Lea e Denise rientrano nel programma di protezione, ma la donna è ormai provata e versa in serie difficoltà economiche. Vorrebbe tornare in Calabria, ma va a vivere a Campobasso: lì Denise potrà frequentare la scuola ed evitare di perdere un anno di studio. Cosco, con la scusa di farle riparare la lavatrice malfunzionante, manda in casa sua un tecnico, che è in realtà l’uomo che ha accettato 25mila euro per rapire Lea Garofalo. Quella mattina Lea si insospettisce e rischia di essere aggredita dal finto tecnico, ma la presenza in casa di Denise la salva dal rapimento. Da alcune intercettazioni in carcere, molto tempo dopo, viene fuori che quel giorno Lea doveva essere prelevata dall’appartamento e poi trucidata: in un furgone, erano già pronti i litri di acido per far sparire il suo corpo.
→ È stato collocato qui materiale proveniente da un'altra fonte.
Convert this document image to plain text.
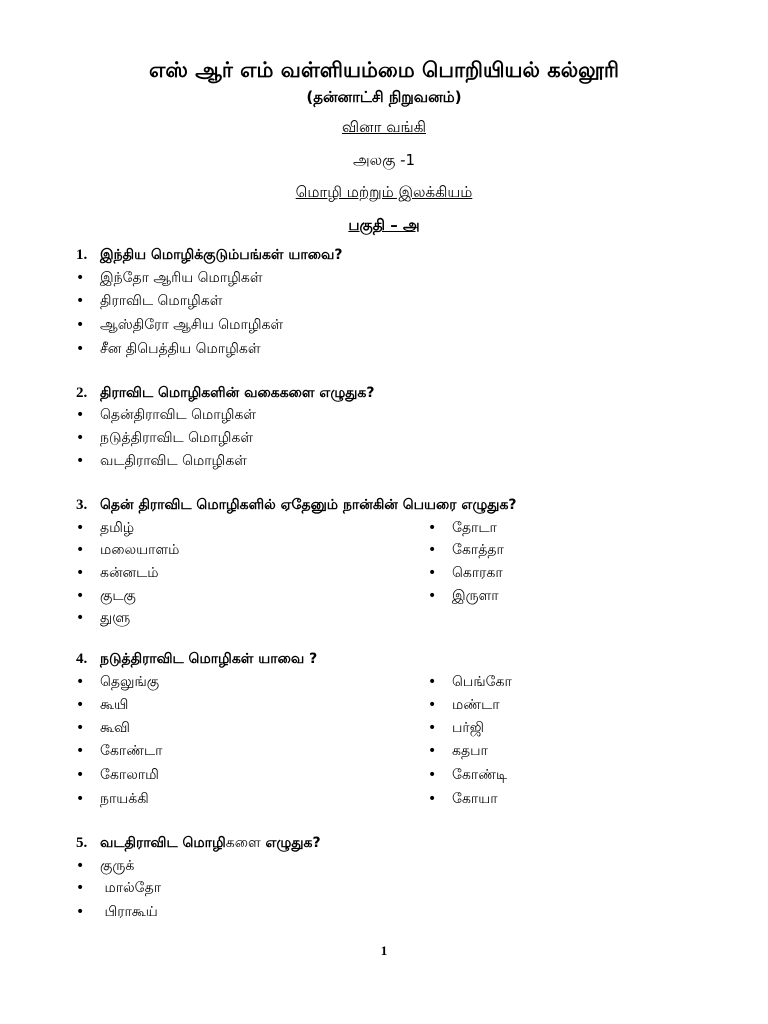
எஸ் ஆர் எம் வள்ளியம்மை பொறியியல் கல்லூரி
(தன்னாட்சி நிறுவனம்)
வினா வங்கி
அலகு -1
மொழி மற்றும் இலக்கியம்
பகுதி – அ
1. இந்திய மொழிக்குடும்பங்கள் யாவை?
• இந்தோ ஆரிய மொழிகள்
• திராவிட மொழிகள்
• ஆஸ்திரோ ஆசிய மொழிகள்
• சீன திபெத்திய மொழிகள்
2. திராவிட மொழிகளின் வகைகளை எழுதுக?
• தென்திராவிட மொழிகள்
• நடுத்திராவிட மொழிகள்
• வடதிராவிட மொழிகள்
3. தென் திராவிட மொழிகளில் ஏதேனும் நான்கின் பெயரை எழுதுக?
• தமிழ்
• மலையாளம்
• கன்னடம்
• குடகு
• துளு
• தோடா
• கோத்தா
• கொரகா
• இருளா
4. நடுத்திராவிட மொழிகள் யாவை ?
• தெலுங்கு
• கூயி
• கூவி
• கோண்டா
• கோலாமி
• நாயக்கி
• பெங்கோ
• மண்டா
• பர்ஜி
• கதபா
• கோண்டி
• கோயா
5. வடதிராவிட மொழிகளை எழுதுக?
• குருக்
• மால்தோ
• பிராகூய்
1
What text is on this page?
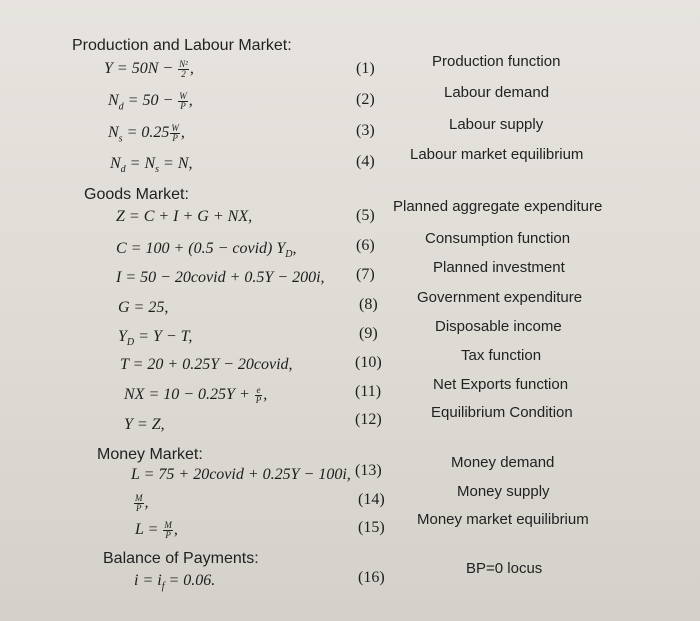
Production and Labour Market:
Goods Market:
Money Market:
Balance of Payments:
$Y = 50N - \frac{\text{N²}}{2}$ ,
$N_d = 50 - \frac{W}{P}$ ,
$N_s = 0.25 \frac{W}{P}$ ,
$N_d = N_s = N$,
Z = C + I + G + NX,
C = 100 + (0.5 − covid) $Y_D$,
I = 50 − 20covid + 0.5Y − 200i,
G = 25,
$Y_D = Y - T$,
T = 20 + 0.25Y − 20covid,
NX = $10 - 0.25Y + \frac{e}{P}$ ,
Y = Z,
L = 75 + 20covid + 0.25Y − 100i,
$\frac{M}{P}$ ,
$L = \frac{M}{P}$ ,
$i = i_f = 0.06$.
(1)
(2)
(3)
(4)
(5)
(6)
(7)
(8)
(9)
(10)
(11)
(12)
(13)
(14)
(15)
(16)
Production function
Labour demand
Labour supply
Labour market equilibrium
Planned aggregate expenditure
Consumption function
Planned investment
Government expenditure
Disposable income
Tax function
Net Exports function
Equilibrium Condition
Money demand
Money supply
Money market equilibrium
BP=0 locus
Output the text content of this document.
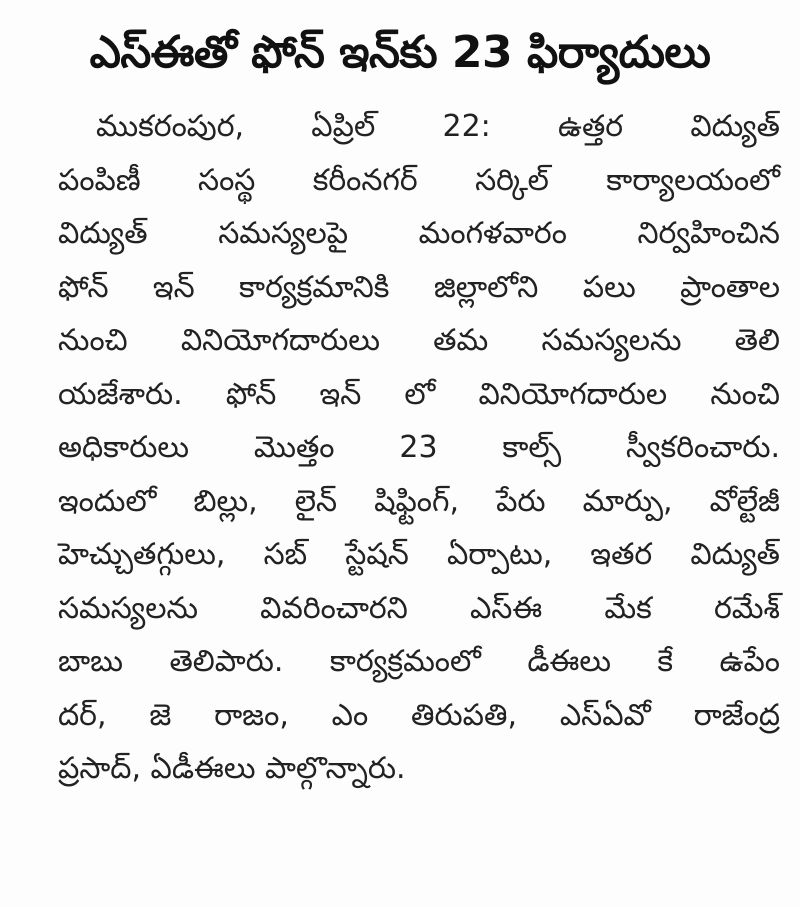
ఎస్ఈతో ఫోన్ ఇన్‌కు 23 ఫిర్యాదులు
ముకరంపుర, ఏప్రిల్ 22: ఉత్తర విద్యుత్
పంపిణీ సంస్థ కరీంనగర్ సర్కిల్ కార్యాలయంలో
విద్యుత్ సమస్యలపై మంగళవారం నిర్వహించిన
ఫోన్ ఇన్ కార్యక్రమానికి జిల్లాలోని పలు ప్రాంతాల
నుంచి వినియోగదారులు తమ సమస్యలను తెలి
యజేశారు. ఫోన్ ఇన్ లో వినియోగదారుల నుంచి
అధికారులు మొత్తం 23 కాల్స్ స్వీకరించారు.
ఇందులో బిల్లు, లైన్ షిఫ్టింగ్, పేరు మార్పు, వోల్టేజీ
హెచ్చుతగ్గులు, సబ్ స్టేషన్ ఏర్పాటు, ఇతర విద్యుత్
సమస్యలను వివరించారని ఎస్ఈ మేక రమేశ్
బాబు తెలిపారు. కార్యక్రమంలో డీఈలు కే ఉపేం
దర్, జె రాజం, ఎం తిరుపతి, ఎస్ఏవో రాజేంద్ర
ప్రసాద్, ఏడీఈలు పాల్గొన్నారు.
Qualche tempo dopo, Lea ricontatta Carlo Cosco: vuole infatti che contribuisca al mantenimento della figlia. L’uomo invita allora l’ex compagna ad andare a Milano, così che i due possano parlarne di persona. Sebbene l’avvocata Rando le sconsigli di partire, Lea parte per Milano insieme alla figlia. I primi giorni trascorrono sereni, le tensioni tra Lea e il suo ex sembrano essersi appianate, la donna inizia ad avere meno paura. Ma il 24 novembre del 2009 Carlo Cosco riesce ad attuare quanto premeditato da anni. Accompagna Denise a far visita ad alcuni parenti che vivono a Milano, dicendo alla ragazza che lui deve parlare a quattr’occhi con Lea. Poi fa salire la sua ex in un appartamento in Corso Sempione – che Carlo Cosco si è fatto prestare ad hoc per ucciderla. Ad attendere Lea e Carlo in quella casa c’è Vito Cosco, fratello di Carlo.
Lea viene brutalmente picchiata, torturata e infine uccisa. Il suo cadavere è trasportato a bordo di un furgone in un quartiere di Monza da Carmine Venturino, Rosario Curcio e Massimo Sabatino. Sul furgone è già pronto l’acido, che servirà a cancellare ogni traccia di questa donna colpevole di troppo coraggio. Colpevole, soprattutto, di aver amato sua figlia al punto da volerla sottrarre all’ambiente, marcio e criminale, in cui lei stessa era vissuta e cresciuta. Sarà proprio la figlia Denise a imprimere un’importante svolta alle indagini in seguito alla scomparsa della madre. Quel 24 novembre infatti, quando Carlo Cosco va a prendere Denise, la ragazza gli chiede dove sia finita la madre. Cosco inventa una scusa: la donna gli avrebbe chiesto denaro, e per questa ragione lui avrebbe deciso di lasciarla sola e andarsene. Ma Denise non crede alla versione del padre e va a denunciare la scomparsa di Lea ai carabinieri. La ragazza è disperata, in preda al panico e all’angoscia. Carlo invece appare tranquillo, quasi impassibile. I carabinieri chiedono a Denise di fingere di credere alla versione del padre, così che lui riveli qualche dettaglio importante che possa aiutarli nelle indagini. La ragazza collabora.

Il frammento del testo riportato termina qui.